Gesetze: § 22 StGB, § 23 StGB, § 24 Abs 2 S 1 StGB, § 25 Abs 2 StGB, § 27 StGB, § 255 StGB, § 261 StPO, § 267 StPO
Instanzenzug: LG Magdeburg Az: 21 KLs 1/22
Gründe
1Das Landgericht hat den Angeklagten S. wegen versuchter räuberischer Erpressung in Tateinheit mit gefährlicher Körperverletzung (Fall II.1) und wegen besonders schwerer räuberischer Erpressung (Fall II.2) zu einer Gesamtfreiheitsstrafe von vier Jahren verurteilt, die Unterbringung in der Sicherungsverwahrung angeordnet und eine Einziehungsentscheidung getroffen. Den Angeklagten St. hat es wegen Beihilfe zur versuchten räuberischen Erpressung in Tateinheit mit Beihilfe zur gefährlichen Körperverletzung und mit Diebstahl (Fall II.1) zu einer Freiheitsstrafe von einem Jahr verurteilt. Die jeweils auf die Rüge der Verletzung materiellen Rechts gestützten Revisionen der Angeklagten erzielen den aus der Beschlussformel ersichtlichen Erfolg (§ 349 Abs. 4 StPO); im Übrigen sind sie unbegründet im Sinne von § 349 Abs. 2 StPO.

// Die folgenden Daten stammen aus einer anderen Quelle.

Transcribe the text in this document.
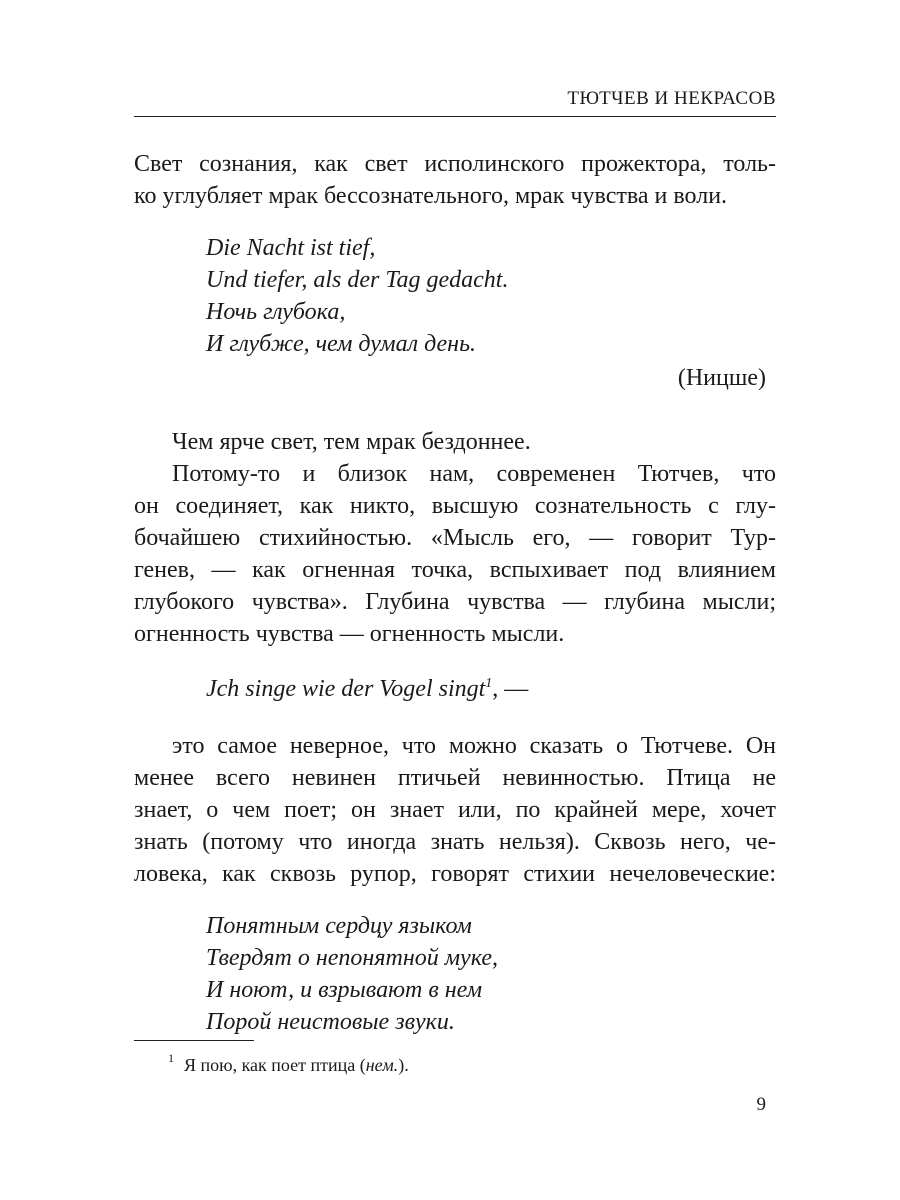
ТЮТЧЕВ И НЕКРАСОВ
Свет сознания, как свет исполинского прожектора, толь-
ко углубляет мрак бессознательного, мрак чувства и воли.
Die Nacht ist tief,
Und tiefer, als der Tag gedacht.
Ночь глубока,
И глубже, чем думал день.
(Ницше)
Чем ярче свет, тем мрак бездоннее.
Потому-то и близок нам, современен Тютчев, что
он соединяет, как никто, высшую сознательность с глу-
бочайшею стихийностью. «Мысль его, — говорит Тур-
генев, — как огненная точка, вспыхивает под влиянием
глубокого чувства». Глубина чувства — глубина мысли;
огненность чувства — огненность мысли.
Jch singe wie der Vogel singt$^1$, —
это самое неверное, что можно сказать о Тютчеве. Он
менее всего невинен птичьей невинностью. Птица не
знает, о чем поет; он знает или, по крайней мере, хочет
знать (потому что иногда знать нельзя). Сквозь него, че-
ловека, как сквозь рупор, говорят стихии нечеловеческие:
Понятным сердцу языком
Твердят о непонятной муке,
И ноют, и взрывают в нем
Порой неистовые звуки.
$^1$ Я пою, как поет птица (нем.).
9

21. Die Verurteilung der Angeklagten im Fall II.1 der Urteilsgründe hält rechtlicher Überprüfung nicht stand.
3a) Nach den Feststellungen verlangte der Angeklagte S. von dem Zeugen R. die Herausgabe von dessen Mobiltelefon und Betäubungsmitteln. Da der Zeuge sich weigerte, schlug der Angeklagte S. dem Zeugen dreimal mit der Faust ins Gesicht, um die Herausgabe der Gegenstände zu erzwingen, woraufhin dem Zeugen die Flucht gelang. Der Angeklagte St. und eine weitere unbekannt gebliebene Person unterstützten den Angeklagten S. bei seinen Handlungen durch ihre Bereitschaft zum Eingreifen, um Widerstandshandlungen des Zeugen von vornherein zu unterbinden.
4b) Feststellungen zum Vorstellungsbild des Angeklagten nach dem Abschluss der letzten Ausführungshandlung (vgl. zum Rücktrittshorizont etwa , BGHSt 39, 221, 227 f.) hat das Landgericht nicht getroffen. Die Urteilsgründe belegen deshalb nicht, dass die Angeklagten keine Möglichkeit mehr sahen, die Gegenstände von dem Zeugen ausgehändigt zu erhalten, weil er sich zwischenzeitlich in Sicherheit gebracht hätte und eine Verfolgung ohne Erfolg bliebe (vgl. ).
5Der Generalbundesanwalt hat hierzu im Wesentlichen das Folgende ausgeführt:
Das Landgericht ist ohne nähere Begründung von einem fehlgeschlagenen Versuch ausgegangen (UA S. 14). Dahingehende Erörterungen waren nicht deswegen entbehrlich, weil vorliegend gleich mehrere Tatbeteiligte in das Tatgeschehen eingebunden waren (vgl. , NStZ-RR 2009, 335). Die Frage nach einem fehlgeschlagenen Versuch bedarf vielmehr für jeden Tatbeteiligten gesonderter Prüfung (vgl. , NStZ 2007, 91). Zur Bewertung eines Fehlschlags sind daher regelmäßig Feststellungen zur Tätervorstellung nach seiner letzten Ausführungshandlung, dem sogenannten Rücktrittshorizont, erforderlich (vgl. ).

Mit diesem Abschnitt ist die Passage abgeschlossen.